MGM China posted a steep drop in Q1 earnings and revenue, but joined the growing chorus of Macau operators in saying they see signs of stabilization in the mass market.
MGM China recorded total revenue of HK$3.6 billion, a decrease of 25 percent from a year ago, but narrower than the 31 percent year-on-year decline in the prior quarter.
Adjusted EBITDA was HK$995 million ($128 million), down 23 percent from a year ago. The company said its business was negatively affected by low hold in both mass table games and in-house VIP operations.
Wells Fargo said revenue and EBITDA were about 8-9 percent below the consensus forecast.
“We are monitoring the market and are encouraged by the trends in the mass space. Macau mass GGR has shown improvement for three consecutive quarters now, and we are seeing signs of stabilization,” the company said in its earnings release.
MGM said construction of its MGM Cotai resort is progressing and it expects all major building work to be completed by the end of this year.
“With the expansion of room base, we intend to continue targeting quality customers who spend longer periods of time at our property. We remain focused on bringing a world class offering to the market in the first quarter of 2017,” MGM China CEO Grant Bowie said.
Group-wide Q1 earnings fell, but handily topped expectations with domestic U.S. operations outweighing weakness from Macau.

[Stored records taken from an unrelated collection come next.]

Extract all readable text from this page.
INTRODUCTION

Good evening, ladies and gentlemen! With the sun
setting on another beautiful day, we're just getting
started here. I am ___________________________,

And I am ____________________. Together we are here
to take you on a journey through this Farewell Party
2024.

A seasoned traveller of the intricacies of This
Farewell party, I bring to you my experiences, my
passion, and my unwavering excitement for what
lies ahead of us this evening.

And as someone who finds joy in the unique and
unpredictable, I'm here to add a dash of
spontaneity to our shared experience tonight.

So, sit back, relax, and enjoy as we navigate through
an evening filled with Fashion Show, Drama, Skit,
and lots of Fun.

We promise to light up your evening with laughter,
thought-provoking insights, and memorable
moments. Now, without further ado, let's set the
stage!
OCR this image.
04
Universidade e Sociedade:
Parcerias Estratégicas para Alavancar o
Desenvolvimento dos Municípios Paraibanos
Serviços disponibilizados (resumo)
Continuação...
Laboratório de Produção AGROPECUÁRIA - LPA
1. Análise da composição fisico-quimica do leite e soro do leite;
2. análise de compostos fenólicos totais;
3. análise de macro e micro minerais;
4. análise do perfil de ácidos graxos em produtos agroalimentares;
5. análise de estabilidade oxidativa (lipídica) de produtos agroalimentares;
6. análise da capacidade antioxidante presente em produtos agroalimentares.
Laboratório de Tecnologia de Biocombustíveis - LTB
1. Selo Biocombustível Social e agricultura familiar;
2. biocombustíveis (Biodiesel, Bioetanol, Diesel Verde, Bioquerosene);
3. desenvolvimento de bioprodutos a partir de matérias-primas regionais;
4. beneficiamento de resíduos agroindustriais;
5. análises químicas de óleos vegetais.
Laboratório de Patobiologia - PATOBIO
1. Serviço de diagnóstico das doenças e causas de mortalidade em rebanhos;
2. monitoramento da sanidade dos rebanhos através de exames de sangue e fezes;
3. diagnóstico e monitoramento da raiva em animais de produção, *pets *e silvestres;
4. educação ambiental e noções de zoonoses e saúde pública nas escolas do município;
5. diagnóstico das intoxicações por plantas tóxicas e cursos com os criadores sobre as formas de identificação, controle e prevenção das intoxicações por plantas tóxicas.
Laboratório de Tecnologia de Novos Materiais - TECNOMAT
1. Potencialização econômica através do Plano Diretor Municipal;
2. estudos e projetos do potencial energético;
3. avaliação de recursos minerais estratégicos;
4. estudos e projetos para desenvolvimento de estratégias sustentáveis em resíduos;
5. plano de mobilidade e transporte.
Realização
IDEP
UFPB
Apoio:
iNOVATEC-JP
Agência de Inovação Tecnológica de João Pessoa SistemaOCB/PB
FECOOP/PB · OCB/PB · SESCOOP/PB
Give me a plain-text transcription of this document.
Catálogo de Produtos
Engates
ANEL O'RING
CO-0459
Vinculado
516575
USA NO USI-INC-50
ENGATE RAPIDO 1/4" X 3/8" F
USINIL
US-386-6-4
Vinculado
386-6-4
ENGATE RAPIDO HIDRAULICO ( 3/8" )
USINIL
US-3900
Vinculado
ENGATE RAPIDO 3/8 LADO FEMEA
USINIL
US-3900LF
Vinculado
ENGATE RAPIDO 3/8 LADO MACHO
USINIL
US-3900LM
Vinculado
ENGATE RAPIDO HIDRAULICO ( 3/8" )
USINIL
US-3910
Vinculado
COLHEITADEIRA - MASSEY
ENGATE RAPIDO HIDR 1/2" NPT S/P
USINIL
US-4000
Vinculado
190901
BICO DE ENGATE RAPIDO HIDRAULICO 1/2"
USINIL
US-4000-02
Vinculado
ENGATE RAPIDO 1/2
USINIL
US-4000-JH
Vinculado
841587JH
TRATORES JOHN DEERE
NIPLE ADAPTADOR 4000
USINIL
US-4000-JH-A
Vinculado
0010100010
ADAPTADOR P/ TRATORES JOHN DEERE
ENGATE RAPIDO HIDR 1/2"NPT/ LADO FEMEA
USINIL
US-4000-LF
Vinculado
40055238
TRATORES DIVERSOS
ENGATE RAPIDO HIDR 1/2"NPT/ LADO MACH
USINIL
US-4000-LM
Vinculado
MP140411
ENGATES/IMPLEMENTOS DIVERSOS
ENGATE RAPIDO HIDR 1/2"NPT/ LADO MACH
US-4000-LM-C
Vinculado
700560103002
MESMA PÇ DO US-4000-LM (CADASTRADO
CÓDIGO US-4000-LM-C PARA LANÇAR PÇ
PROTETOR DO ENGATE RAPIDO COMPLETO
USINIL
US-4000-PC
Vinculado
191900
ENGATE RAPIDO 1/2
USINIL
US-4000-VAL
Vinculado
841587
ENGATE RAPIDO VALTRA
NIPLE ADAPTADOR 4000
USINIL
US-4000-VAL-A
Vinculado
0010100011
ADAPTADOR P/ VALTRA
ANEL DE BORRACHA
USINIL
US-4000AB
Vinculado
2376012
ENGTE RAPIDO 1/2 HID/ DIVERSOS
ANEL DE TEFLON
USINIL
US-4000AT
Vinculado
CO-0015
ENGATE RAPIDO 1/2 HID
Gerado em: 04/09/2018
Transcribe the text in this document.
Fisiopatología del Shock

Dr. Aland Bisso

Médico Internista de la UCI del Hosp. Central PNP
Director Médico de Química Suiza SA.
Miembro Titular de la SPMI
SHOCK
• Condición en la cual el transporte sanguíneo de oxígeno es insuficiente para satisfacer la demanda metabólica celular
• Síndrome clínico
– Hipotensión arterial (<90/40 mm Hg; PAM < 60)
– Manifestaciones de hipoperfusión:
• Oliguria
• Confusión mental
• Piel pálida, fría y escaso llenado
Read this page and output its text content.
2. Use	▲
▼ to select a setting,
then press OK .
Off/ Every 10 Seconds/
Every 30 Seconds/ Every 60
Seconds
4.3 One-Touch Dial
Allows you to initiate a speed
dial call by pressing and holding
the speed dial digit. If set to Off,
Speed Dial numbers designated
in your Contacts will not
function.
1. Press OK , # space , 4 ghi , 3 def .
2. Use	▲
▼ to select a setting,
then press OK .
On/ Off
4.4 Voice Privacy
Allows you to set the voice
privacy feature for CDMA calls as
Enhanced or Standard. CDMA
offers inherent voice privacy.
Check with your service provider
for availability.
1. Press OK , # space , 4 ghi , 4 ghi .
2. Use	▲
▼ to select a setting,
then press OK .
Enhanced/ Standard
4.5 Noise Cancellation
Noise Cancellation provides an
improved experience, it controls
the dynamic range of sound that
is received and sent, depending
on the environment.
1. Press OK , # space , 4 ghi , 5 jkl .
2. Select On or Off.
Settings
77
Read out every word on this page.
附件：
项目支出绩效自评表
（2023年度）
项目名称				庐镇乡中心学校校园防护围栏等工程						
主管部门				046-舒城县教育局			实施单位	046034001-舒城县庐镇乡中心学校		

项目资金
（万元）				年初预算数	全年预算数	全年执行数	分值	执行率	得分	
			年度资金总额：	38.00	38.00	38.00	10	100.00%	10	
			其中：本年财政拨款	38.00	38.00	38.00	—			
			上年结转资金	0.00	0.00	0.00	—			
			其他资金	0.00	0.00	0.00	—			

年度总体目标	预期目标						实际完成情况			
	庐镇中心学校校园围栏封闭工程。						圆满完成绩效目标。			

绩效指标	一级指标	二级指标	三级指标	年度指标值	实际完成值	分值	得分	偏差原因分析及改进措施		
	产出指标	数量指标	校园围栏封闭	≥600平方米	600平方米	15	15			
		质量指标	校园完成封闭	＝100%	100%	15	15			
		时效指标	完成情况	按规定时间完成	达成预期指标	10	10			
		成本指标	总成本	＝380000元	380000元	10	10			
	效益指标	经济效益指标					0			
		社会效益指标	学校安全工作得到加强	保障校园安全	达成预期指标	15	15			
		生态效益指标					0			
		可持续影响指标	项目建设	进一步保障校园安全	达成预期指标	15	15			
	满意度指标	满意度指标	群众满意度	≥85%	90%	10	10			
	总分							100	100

Diluted earnings per share for the first quarter of 2016 was $0.12, compared to diluted earnings per share of $0.33 in the prior year quarter, with profit hit by the impact of tax changes.
Casino revenue related to wholly owned domestic resorts increased 4 percent, excluding the operations sold during 2015.
“Broadly, we find the results very encouraging and indicative of a continued cost focus, promoted by further solid underlying Vegas Strip trends,” Deutsche Bank said in a note.
The bank said wholly-owned property level EBITDA of $485 million beat its $440 million estimate.